AIMS: To determine the prevalence, clinical characteristics, and outcome of hypoglycaemia on admission in children at a rural Kenyan district hospital. METHODS: Observational study of 3742 children (including 280 neonates) in Kilifi District Hospital, Kenya. MAIN OUTCOME MEASURES: hypoglycaemia (blood glucose <2.2 mmol/l) and hyperglycaemia (blood glucose >10.0 mmol/l). RESULTS: Non-neonates: the prevalence of hypoglycaemia on admission was 7.3%. Severe illness, malnutrition, last meal >12 hours ago, and a positive malaria slide were independently associated with hypoglycaemia. Overall, mortality in hypoglycaemic children was 20.2% compared to 3.8% in normoglycaemic children (p < 0.001). The brunt of mortality in hypoglycaemic children was borne by those who were severely ill or malnourished (31.8%) as opposed to those who were neither severely ill nor malnourished (9.0%). Neonates: 23.0% of neonates were hypoglycaemic on admission.
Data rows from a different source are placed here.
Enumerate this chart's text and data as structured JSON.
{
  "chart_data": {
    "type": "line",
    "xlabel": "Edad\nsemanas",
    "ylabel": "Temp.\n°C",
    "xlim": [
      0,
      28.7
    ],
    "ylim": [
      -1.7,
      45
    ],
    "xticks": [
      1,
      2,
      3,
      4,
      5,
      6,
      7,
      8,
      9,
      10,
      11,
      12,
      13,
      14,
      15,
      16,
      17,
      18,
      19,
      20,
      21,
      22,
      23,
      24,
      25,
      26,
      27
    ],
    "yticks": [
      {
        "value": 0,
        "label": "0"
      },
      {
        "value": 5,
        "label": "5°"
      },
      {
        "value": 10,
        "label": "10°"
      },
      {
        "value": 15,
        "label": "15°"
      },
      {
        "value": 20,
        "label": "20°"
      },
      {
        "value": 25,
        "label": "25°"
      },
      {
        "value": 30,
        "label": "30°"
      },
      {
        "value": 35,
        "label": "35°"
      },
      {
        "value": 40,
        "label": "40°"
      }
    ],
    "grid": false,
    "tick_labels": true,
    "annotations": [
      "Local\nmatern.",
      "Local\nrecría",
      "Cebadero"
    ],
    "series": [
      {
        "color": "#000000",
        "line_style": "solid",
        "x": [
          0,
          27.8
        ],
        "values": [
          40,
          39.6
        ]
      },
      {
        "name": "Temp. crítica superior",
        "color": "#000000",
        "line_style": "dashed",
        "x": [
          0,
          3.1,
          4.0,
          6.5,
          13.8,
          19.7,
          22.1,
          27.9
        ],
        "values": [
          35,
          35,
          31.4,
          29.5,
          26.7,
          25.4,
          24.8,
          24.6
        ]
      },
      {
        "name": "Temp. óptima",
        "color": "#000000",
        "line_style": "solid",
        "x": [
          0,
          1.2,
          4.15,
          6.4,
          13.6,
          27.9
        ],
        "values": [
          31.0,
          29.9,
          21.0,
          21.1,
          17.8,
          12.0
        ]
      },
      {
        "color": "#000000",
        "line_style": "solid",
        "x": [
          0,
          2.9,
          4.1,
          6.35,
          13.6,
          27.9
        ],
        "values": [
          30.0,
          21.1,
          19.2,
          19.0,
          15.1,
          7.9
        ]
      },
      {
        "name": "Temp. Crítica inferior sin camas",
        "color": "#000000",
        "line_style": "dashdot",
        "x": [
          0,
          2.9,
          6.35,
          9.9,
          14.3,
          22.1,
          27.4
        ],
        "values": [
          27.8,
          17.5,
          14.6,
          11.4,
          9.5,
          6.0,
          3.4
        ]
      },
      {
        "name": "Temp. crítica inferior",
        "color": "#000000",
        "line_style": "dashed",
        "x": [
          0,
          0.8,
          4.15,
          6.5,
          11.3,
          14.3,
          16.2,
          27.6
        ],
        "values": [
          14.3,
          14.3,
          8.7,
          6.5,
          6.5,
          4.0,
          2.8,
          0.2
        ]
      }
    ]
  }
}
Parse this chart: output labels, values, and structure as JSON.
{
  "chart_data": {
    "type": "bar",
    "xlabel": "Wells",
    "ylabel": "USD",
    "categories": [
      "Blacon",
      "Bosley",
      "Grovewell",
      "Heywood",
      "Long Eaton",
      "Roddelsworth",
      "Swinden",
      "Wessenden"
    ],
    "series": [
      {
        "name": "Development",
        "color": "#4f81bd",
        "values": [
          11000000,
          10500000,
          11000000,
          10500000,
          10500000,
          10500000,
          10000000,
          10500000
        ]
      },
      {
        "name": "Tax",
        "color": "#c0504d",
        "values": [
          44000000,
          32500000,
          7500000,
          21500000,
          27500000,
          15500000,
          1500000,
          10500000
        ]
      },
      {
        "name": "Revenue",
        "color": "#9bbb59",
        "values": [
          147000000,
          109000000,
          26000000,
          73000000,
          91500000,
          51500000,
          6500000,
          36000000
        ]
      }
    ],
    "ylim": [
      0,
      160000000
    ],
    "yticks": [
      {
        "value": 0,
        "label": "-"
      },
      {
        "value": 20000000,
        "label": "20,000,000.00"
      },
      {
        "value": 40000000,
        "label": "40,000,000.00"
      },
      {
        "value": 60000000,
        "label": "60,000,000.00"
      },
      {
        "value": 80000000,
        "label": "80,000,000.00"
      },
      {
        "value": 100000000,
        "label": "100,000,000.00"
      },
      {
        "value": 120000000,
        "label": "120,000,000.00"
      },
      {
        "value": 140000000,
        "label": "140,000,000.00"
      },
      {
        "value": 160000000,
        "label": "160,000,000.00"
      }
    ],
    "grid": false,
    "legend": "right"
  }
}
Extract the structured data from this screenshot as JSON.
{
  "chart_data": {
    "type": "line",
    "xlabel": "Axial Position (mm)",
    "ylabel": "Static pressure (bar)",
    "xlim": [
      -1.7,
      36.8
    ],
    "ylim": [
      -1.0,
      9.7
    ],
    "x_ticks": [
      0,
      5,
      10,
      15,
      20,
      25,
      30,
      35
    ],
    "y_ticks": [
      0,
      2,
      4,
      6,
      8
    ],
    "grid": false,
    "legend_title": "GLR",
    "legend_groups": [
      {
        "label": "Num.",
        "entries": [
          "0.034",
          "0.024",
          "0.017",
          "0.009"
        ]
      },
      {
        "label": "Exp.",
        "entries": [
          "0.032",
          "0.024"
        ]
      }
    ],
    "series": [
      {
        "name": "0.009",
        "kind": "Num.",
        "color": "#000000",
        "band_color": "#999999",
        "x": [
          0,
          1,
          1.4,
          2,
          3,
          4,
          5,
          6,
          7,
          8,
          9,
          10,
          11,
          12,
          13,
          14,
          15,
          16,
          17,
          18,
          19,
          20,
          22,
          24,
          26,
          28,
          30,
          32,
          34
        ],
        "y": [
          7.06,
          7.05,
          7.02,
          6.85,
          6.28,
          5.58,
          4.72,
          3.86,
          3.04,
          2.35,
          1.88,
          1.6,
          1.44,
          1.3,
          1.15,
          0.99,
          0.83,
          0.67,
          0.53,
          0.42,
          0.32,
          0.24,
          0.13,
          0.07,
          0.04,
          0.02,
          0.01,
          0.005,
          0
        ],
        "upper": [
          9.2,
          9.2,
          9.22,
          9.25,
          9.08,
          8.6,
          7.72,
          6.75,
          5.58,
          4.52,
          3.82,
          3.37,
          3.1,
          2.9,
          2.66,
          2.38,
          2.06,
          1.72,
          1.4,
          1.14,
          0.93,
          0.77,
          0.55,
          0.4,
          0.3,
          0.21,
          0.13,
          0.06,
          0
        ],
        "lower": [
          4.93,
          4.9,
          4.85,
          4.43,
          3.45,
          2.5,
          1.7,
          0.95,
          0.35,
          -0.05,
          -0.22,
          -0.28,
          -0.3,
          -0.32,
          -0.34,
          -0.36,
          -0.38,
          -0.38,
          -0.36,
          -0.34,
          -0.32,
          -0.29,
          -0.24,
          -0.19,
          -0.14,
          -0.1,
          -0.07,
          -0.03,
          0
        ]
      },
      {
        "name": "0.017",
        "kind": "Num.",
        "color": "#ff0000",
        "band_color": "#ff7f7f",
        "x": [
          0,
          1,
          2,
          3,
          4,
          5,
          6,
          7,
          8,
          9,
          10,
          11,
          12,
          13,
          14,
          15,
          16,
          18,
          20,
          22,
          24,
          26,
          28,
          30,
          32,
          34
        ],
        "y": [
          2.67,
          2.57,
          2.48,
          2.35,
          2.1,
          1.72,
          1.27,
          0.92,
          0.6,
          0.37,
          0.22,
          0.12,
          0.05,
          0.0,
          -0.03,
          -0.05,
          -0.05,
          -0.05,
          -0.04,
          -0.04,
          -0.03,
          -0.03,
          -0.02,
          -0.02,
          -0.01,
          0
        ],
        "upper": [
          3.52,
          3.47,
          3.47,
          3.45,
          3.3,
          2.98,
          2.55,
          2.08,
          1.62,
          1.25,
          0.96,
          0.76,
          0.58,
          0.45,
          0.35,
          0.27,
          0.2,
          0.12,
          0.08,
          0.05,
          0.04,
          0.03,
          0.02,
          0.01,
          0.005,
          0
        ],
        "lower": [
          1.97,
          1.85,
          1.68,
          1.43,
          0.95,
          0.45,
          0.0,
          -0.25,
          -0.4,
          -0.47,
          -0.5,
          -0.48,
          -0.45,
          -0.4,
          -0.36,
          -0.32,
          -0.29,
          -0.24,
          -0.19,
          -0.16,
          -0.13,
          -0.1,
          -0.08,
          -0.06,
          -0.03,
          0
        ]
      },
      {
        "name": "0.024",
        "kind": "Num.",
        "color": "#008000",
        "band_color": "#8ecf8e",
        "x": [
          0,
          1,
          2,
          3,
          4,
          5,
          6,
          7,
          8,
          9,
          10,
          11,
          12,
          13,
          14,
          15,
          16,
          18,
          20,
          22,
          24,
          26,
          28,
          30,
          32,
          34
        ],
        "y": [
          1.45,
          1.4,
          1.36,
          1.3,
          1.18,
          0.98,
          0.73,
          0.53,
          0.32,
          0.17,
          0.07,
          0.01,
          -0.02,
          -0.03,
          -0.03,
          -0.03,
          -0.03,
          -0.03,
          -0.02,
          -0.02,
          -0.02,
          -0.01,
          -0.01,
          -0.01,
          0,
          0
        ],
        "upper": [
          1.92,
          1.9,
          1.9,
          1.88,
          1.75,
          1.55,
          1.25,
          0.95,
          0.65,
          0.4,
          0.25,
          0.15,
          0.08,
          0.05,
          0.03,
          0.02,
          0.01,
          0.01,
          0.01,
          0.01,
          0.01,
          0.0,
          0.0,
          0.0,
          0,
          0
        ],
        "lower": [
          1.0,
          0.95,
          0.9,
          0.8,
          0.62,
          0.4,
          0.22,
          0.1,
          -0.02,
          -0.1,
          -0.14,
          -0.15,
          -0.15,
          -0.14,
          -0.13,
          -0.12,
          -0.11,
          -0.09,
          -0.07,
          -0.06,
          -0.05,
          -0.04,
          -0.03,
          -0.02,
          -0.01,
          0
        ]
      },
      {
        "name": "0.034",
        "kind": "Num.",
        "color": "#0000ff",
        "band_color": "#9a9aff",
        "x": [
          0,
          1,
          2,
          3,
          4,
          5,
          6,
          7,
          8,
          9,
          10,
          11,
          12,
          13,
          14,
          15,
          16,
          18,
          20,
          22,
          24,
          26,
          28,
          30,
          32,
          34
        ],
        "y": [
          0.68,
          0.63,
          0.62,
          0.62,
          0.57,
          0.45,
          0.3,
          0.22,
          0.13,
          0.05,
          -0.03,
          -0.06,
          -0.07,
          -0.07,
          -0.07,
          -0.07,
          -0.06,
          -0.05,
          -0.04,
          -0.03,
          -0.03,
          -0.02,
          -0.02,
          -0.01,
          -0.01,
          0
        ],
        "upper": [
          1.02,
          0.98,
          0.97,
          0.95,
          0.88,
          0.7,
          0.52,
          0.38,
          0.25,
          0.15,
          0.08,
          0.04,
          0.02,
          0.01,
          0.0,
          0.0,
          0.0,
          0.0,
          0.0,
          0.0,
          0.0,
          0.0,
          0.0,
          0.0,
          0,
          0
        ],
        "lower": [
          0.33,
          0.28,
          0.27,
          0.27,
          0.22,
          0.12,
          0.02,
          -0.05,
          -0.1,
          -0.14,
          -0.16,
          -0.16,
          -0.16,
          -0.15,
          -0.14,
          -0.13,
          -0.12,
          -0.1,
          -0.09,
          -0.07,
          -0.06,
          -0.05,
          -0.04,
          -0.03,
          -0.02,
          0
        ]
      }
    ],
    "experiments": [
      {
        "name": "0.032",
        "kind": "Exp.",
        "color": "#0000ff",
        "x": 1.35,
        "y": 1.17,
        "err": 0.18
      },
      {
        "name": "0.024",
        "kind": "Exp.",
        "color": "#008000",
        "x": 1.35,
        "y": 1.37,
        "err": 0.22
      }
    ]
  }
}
Inability to breast feed and weight <2500 g were independently associated with hypoglycaemia. Mortality was 45.2% compared to 19.6% in normoglycaemic neonates (p < 0.001). Hyperglycaemia was present in 2.7% of children and was associated with a higher mortality than normoglycaemia, 14.0% versus 3.8% respectively (p < 0.001). CONCLUSIONS: Hypoglycaemia is common in children admitted to a rural Kenyan district hospital and is associated with an increased mortality. Apart from features of severe illness and poor feeding, clinical signs have a low sensitivity and specificity for hypoglycaemia. Where diagnostic facilities are lacking, presumptive treatment of severely ill children is recommended. For other children, the continuation of feeding (by nasogastric tube if necessary) should be part of standard management.